In October of 2009 I landed a job that required me to spend a few months in Madison, Wisconsin. I was given a car, a hotel room, a laptop and a salary. In return I had to spend my days in a classroom getting a basic feel for the software my employer developed.
I did get a basic understanding of how computers work.
I also got gonorrhea.
If you give a predatory gay guy a hotel room, a laptop, a car and money, he will thrive like Donald Trump at a KKK rally. Getting dates in Wisconsin is easy when you have a car, money and a hotel room at your disposal.
www.gayromeo.com, www.adam4adam.com, www.manhunt.net, www.gaydar.com, www.craigslist.com, www.dudesnude.com and Facebook were but a few of the online places where one could get gonorrhea in 2009. Like I said, I had gotten a basic understanding of how computers work.
Guy #49 was as lovely as he was hot. Of all the Guys I had browsed in the Madison area he was by far the cutest, so I hooked up with him first. We had a great evening in my hotel room. He even spent the night with me. I love falling asleep in someone’s arms, even if they belong to a stranger.
When this stranger called me a week later I was thrilled, expecting an invitation for a second date. Why else would someone call me after spending the night with me?
“I’ve been having this weird painful feeling in my ass for a few days,” Guy #49 told me over the phone. It struck me as an odd choice of words to initiate a second date. He continued by saying he had seen a doctor and that he had been diagnosed with gonorrhea.
I had never disobeyed the rules of safe sex, but I guess I did bend them on a few occasions, such as that time with Guy #49. Gays often don’t use a condom when they knock on heaven’s door.
At the advice of Guy #49 I made a doctor’s appointment.
However, before I even made it to a doctor peeing became as frequent as it became hurtful and my penis started secreting slimy stuff as if it was auditioning for a role in Ghostbusters.

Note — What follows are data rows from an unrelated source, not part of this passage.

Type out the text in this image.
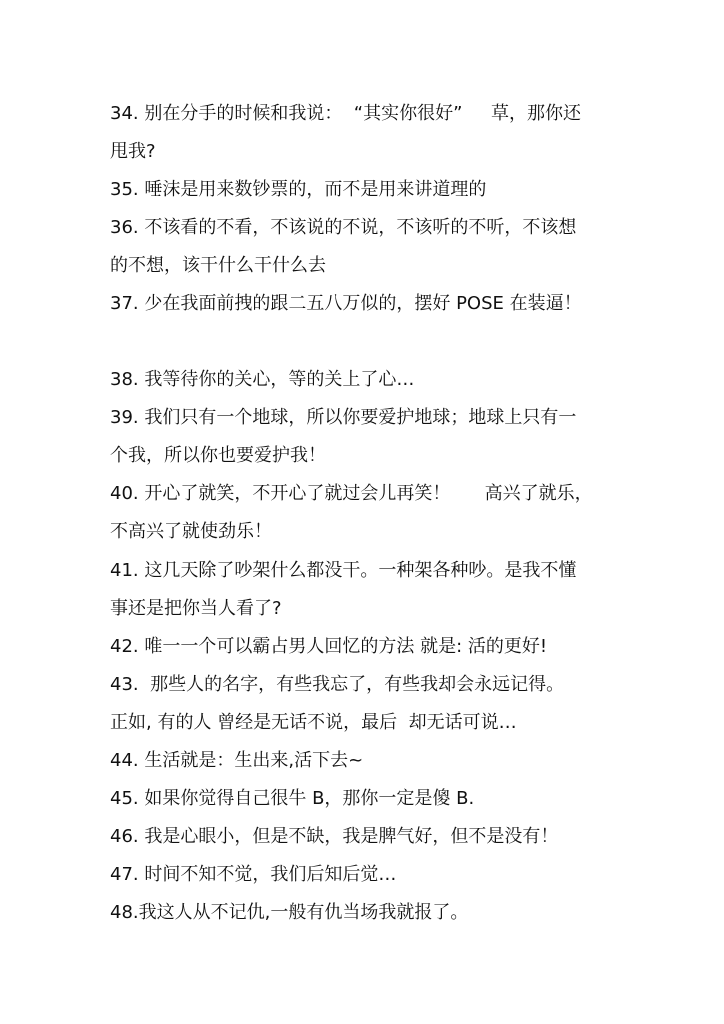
34. 别在分手的时候和我说：  “其实你很好”     草，那你还
甩我?
35. 唾沫是用来数钞票的，而不是用来讲道理的
36. 不该看的不看，不该说的不说，不该听的不听，不该想
的不想，该干什么干什么去
37. 少在我面前拽的跟二五八万似的，摆好 POSE 在装逼！
38. 我等待你的关心，等的关上了心…
39. 我们只有一个地球，所以你要爱护地球；地球上只有一
个我，所以你也要爱护我！
40. 开心了就笑，不开心了就过会儿再笑！      高兴了就乐，
不高兴了就使劲乐！
41. 这几天除了吵架什么都没干。一种架各种吵。是我不懂
事还是把你当人看了?
42. 唯一一个可以霸占男人回忆的方法 就是: 活的更好!
43.  那些人的名字，有些我忘了，有些我却会永远记得。
正如, 有的人 曾经是无话不说，最后  却无话可说…
44. 生活就是：生出来,活下去~
45. 如果你觉得自己很牛 B，那你一定是傻 B.
46. 我是心眼小，但是不缺，我是脾气好，但不是没有！
47. 时间不知不觉，我们后知后觉…
48.我这人从不记仇,一般有仇当场我就报了。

I’m all for gay pride, but I didn’t feel much of it when I pulled down my pants in front of my doctor and a nurse.
Two days after that glorious moment I called Guy #49.
“So I tested positive for gonorrhea too,” I said.
“Well, I’m glad we both know now.”
What followed was a conversation in which we both stated it didn’t matter who had given gonorrhea to whom, even though we both thought we had gotten it from each other.
Guy #49 made me realize how lucky I am not to have been born 20 years earlier, when AIDS consumed a generation, or 20 years later, when antibiotics may no longer be effective as they have been for me. 20 years earlier and I might not have lived past the 1980s. 20 years later and I would have spent a lifetime peeing in agony.
These days a lot of gay guys do more than just knocking on heaven’s door without a condom. Nearly everybody claims to practice nothing but safe sex, yet whenever you get down to it you’ll find that a shockingly large number of people are willing to make an ‘exception’ for you. I don’t think safe sex is the standard anymore.
Sometimes I wonder if there will be another generation of gay guys traumatized by a disease they alone appear to be vulnerable for. Knocking on heaven’s door might not be that much of a metaphor ten years from now.
Guy #49 and I never had a second date. Gonorrhea is simply more disgusting than casual sex is pleasurable. Seriously, I wouldn’t wish it upon anyone to be grossed out by their own penis.
It took me one pill to shed the disease from me. Regardless, I felt shame being part of a statistic, a certain group of people that gets an STD. I even felt shame toward my employer. It’s not that I ever told my boss about my Ghostbusters audition, but I did feel bad getting gonorrhea at his expense.
Also, I had to refrain from having sex for a while. Suddenly the hotel room, the car, the laptop and the money had lost their value.
I did learn a lot more about how computers work though.